Élise Crombez (born 24 July 1982 in Mouscron, Belgium) is a Belgian model.

==Career==
She grew up and went to school in Koksijde. She was discovered in 1999 when she decided to enter a fashion contest (Miss Mannequin) with a friend of hers. The contest was held in the Belgian town of Roeselare. She worked with Steven Meisel extensively throughout her career, landing campaigns for Prada, H&M, Versace, Armani, Nina Ricci, Gianfranco Ferre, Lacoste, Eres, GAP, Jil Sander, Ralph Lauren, Escada, Pollini, and Valentino. Crombez also appeared on covers for W, British, Italian, Mexican, Japanese, German, and Turkish Vogue, and twice on the cover of French Elle and six times on the cover of Italian Vogue. She has appeared in editorials for French, Italian, German, Turkish, Mexican, and Japanese Vogue, British and American Harpers Bazaar, W, and Allure. Crombez has walked in numerous fashion shows, such as Christian Dior, Christian Lacroix, Galliano, Karl Lagerfeld, Louis Vuitton, Prada, Versace, and Viktor & Rolf. She also appeared in the 2006 and 2007 Victoria's Secret fashion shows.
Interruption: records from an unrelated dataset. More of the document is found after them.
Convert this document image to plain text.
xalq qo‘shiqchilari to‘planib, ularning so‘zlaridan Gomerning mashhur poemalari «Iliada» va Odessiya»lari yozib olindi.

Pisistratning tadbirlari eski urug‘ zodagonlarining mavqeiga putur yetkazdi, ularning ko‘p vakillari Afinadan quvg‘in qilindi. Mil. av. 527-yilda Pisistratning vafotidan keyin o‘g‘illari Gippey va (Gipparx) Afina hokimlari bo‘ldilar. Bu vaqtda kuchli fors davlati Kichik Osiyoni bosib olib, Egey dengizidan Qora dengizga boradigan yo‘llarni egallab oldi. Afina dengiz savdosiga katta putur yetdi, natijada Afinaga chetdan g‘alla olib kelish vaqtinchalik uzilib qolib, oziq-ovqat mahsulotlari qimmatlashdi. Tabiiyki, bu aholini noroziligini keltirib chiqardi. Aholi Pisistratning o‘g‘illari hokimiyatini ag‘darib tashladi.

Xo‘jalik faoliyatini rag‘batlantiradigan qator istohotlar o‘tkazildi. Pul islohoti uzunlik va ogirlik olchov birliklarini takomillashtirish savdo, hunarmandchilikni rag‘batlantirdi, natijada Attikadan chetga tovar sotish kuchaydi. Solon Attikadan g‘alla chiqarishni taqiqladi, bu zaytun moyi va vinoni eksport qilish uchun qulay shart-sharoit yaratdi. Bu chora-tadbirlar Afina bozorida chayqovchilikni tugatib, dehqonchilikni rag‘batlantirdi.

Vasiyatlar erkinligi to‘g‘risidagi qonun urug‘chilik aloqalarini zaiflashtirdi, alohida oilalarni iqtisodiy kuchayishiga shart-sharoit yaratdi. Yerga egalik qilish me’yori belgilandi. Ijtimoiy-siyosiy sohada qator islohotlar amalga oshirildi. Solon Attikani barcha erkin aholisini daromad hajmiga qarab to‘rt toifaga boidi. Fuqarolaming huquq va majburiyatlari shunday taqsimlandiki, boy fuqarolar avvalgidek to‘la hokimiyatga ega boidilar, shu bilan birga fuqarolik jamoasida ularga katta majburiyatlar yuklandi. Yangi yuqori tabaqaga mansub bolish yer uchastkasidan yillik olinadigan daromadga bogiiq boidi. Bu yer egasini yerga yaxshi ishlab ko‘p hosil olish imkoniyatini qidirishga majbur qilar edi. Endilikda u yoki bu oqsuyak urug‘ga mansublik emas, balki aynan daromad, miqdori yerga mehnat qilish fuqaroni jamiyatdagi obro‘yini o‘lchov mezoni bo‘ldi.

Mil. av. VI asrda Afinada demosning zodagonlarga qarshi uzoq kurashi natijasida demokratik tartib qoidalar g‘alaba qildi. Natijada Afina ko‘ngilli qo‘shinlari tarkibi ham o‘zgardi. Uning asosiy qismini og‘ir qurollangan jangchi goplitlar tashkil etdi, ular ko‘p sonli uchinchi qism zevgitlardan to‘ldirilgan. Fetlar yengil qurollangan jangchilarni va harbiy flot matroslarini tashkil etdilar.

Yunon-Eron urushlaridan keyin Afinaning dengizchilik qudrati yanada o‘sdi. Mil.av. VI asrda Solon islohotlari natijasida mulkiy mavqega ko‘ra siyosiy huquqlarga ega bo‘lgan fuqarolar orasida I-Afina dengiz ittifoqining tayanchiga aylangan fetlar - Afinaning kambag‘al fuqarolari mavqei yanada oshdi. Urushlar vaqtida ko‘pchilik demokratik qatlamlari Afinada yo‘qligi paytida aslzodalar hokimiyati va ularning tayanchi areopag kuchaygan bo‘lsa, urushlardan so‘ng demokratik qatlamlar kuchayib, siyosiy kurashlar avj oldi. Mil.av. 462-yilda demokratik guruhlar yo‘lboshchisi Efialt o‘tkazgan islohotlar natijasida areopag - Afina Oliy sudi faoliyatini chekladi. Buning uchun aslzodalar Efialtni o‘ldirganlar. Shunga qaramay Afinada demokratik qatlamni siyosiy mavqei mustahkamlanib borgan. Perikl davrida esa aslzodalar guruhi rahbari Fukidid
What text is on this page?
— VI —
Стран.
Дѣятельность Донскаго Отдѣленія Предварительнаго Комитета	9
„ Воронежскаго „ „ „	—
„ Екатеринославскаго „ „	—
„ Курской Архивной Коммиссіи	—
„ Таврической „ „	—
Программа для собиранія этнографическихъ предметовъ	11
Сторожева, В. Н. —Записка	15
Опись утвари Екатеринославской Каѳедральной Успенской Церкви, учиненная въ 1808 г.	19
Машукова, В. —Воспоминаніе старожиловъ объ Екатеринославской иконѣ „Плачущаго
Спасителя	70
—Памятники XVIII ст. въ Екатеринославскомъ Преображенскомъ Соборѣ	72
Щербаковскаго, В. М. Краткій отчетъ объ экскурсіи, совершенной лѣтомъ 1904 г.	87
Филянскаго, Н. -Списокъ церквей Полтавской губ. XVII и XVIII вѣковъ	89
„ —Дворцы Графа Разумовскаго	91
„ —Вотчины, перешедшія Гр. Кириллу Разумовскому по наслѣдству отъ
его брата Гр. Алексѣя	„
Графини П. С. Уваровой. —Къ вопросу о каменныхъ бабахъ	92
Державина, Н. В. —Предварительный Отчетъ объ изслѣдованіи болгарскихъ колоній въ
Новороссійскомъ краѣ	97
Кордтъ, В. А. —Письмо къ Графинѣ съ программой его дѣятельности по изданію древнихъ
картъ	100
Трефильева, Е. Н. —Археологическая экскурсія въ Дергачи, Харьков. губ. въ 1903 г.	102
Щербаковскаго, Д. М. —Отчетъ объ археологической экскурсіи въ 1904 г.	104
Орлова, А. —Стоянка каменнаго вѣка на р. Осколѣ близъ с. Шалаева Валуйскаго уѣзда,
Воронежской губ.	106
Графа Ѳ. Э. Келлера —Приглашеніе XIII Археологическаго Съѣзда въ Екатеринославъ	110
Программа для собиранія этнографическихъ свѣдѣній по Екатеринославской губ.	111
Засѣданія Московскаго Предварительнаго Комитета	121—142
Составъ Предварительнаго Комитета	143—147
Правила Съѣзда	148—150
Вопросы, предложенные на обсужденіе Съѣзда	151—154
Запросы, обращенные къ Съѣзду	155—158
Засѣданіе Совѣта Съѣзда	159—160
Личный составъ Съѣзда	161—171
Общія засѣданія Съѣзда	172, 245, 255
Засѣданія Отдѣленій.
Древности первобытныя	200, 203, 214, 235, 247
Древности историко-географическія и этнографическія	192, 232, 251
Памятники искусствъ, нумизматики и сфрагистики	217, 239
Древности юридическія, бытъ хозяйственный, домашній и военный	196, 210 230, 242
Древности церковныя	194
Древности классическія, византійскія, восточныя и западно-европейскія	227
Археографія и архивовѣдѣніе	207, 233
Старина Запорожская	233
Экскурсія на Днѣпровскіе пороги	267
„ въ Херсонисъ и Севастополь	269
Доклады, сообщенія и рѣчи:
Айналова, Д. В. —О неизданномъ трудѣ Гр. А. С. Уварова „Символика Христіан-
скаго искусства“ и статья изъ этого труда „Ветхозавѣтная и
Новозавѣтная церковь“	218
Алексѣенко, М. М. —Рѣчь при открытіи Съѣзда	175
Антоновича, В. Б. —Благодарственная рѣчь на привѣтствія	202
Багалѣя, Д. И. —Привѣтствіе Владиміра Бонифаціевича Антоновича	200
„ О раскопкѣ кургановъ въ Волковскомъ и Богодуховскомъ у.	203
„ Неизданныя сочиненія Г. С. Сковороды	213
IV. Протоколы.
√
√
Crombez has received criticism for her "aggressively nondescript" image. The Times named Crombez as one of the "reliable, forgettable girls" it dubbed "Stepford supermodels". Crombez fell at the Proenza Schouler Spring 2007 runway show, her sky-high heels made her pitch forward, she ended taking off her shoes and walking the rest of the runway barefoot. It took third spot on the "Top Five Runway Falls" list by New York Magazine.

She is signed with DNA Models in New York. She resides in New York City.